When automating decision making processes that affect humans, it is important that the decision can be explained to the user in order to meet legal obligations (e.g., GDPR), but also to maintain the trust of clients. Counterfactual explanations are one interesting class of explanation methods that can be applied to various models (they are "model-agnostic"). Roughly speaking, a counterfactual explanation tells a user what has to be changed to change the decision. For example, in a loan application scenario, a counterfactual explanation may tell a user that existing debts have to be decreased before the application can be accepted. In case of a system that predicts the risk of heart failure risk, the system may tell a user to be more physically active in order to reduce the risk. Counterfactual explanations are computed by changing the input in a minimal way such that the desired decision is made. When computing counterfactuals for random forests [2], the problem of computing counterfactuals can be seen as a combinatorial optimization problem. Random forests are state-of-the-art machine learning models that often achieve competitive classification performance at low cost. They are composed of a large collection of decision trees (thus forest) that use a random subset of the available features and data (thus random). The final classification is based on a majority vote among the trees. The decision trees discretize the available features. A random forest therefore always works on discrete features even if (some of) the original features are continuous.
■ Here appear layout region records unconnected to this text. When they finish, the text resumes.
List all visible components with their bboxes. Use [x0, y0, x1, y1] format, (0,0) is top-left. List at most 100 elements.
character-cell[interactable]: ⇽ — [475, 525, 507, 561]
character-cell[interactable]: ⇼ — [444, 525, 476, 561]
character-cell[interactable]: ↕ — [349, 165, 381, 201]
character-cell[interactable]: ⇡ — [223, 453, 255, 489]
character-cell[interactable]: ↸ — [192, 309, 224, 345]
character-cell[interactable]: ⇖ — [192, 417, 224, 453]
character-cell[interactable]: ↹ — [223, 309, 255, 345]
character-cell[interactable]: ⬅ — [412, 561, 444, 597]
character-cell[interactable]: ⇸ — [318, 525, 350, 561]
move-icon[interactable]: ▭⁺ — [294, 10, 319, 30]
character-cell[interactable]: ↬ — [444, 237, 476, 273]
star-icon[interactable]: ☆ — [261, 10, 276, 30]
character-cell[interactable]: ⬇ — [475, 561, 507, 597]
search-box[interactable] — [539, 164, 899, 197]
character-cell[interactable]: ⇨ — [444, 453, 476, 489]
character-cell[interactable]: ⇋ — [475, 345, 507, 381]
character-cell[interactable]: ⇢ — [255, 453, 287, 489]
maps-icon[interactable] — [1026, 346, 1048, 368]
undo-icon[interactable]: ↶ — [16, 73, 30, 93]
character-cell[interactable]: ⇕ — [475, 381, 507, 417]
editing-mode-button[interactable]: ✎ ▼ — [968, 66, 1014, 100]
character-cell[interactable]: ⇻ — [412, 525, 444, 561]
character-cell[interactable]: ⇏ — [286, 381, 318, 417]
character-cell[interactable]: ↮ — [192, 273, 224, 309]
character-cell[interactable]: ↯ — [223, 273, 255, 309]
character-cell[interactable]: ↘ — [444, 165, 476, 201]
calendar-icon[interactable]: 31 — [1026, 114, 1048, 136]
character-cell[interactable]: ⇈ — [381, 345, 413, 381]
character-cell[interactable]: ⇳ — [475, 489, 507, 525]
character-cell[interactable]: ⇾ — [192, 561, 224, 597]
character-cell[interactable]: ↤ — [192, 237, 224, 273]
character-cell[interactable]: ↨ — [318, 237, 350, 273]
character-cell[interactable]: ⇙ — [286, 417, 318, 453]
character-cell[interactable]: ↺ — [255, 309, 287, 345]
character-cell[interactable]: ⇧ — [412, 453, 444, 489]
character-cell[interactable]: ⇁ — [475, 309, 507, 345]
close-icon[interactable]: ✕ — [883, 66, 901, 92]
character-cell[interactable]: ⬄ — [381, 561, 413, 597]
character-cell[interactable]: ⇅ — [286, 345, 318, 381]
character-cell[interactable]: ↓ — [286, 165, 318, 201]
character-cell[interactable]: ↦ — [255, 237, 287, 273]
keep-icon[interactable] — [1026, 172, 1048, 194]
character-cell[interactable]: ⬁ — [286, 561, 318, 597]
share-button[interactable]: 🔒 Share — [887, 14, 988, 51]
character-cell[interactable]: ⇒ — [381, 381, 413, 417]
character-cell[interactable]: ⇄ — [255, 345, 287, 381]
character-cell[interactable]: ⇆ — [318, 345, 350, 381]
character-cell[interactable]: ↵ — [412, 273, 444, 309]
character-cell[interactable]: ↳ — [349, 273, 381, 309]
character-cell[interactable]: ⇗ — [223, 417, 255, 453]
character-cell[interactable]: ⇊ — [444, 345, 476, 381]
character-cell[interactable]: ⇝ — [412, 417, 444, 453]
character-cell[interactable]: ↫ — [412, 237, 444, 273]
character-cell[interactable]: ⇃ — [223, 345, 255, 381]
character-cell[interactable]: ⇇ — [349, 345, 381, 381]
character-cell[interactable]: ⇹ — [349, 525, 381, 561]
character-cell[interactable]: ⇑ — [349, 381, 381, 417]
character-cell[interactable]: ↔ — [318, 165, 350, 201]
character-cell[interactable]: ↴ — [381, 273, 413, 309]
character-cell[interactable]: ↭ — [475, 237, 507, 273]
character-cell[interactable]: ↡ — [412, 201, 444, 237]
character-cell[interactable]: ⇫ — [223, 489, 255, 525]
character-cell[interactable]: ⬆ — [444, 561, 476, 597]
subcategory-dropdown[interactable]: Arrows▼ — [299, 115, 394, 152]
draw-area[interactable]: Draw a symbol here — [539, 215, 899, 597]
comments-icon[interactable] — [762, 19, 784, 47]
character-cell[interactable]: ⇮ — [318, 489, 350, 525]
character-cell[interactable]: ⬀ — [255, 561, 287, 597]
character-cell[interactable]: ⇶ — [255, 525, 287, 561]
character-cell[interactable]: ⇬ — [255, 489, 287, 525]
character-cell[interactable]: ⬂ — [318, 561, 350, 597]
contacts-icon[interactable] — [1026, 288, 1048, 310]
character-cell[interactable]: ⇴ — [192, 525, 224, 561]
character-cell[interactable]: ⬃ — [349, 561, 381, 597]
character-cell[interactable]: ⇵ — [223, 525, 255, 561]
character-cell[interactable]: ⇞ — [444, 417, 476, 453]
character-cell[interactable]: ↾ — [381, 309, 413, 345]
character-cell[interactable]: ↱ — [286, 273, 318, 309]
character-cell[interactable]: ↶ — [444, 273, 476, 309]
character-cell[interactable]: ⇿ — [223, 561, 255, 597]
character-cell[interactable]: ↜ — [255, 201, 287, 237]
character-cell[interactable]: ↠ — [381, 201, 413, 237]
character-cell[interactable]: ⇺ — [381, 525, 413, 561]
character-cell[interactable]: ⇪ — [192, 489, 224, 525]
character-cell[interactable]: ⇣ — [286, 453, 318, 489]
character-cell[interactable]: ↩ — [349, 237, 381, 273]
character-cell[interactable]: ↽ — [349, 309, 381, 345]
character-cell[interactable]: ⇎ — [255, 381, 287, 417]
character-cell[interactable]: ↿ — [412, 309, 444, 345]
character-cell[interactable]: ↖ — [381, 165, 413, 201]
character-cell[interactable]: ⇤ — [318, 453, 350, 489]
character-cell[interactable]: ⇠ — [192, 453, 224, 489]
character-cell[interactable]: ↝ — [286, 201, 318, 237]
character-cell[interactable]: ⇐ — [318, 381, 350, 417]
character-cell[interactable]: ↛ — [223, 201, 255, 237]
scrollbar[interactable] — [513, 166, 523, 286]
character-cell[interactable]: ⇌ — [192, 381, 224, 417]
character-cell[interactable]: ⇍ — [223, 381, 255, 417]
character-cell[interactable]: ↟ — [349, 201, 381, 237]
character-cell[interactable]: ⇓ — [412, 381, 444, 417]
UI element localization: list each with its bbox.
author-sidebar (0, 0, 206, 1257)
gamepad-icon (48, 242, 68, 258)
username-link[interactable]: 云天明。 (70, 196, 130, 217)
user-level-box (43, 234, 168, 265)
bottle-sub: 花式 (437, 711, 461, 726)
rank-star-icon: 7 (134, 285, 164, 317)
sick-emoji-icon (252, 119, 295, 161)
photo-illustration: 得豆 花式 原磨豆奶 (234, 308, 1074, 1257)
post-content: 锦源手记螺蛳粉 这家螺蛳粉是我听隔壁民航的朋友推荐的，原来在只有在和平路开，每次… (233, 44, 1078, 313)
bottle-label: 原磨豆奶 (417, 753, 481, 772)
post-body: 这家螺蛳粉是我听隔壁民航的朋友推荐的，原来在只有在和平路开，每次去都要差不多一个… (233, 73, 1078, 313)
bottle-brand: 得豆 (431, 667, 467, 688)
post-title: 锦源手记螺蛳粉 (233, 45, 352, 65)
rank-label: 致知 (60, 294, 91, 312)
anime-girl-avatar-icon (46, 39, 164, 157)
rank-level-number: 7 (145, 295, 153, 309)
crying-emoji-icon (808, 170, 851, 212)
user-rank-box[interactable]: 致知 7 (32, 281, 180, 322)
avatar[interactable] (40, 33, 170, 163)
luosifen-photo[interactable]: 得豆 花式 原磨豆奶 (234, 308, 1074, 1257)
The goal of this project is to familiarize yourself with counterfactual explanations and random forests and to implement an algorithm for computing counterfactuals for random forests based on combinatorial optimization ideas. Your solution should be evaluated on some standard benchmarks (e.g. from https://archive.ics.uci.edu/).
[1] Wachter, S., Mittelstadt, B., & Russell, C. (2017). Counterfactual explanations without opening the black box: Automated decisions and the GDPR. Harv. JL & Tech., 31, 841. [2] Breiman, L. (2001). Random forests. Machine learning, 45, 5-32.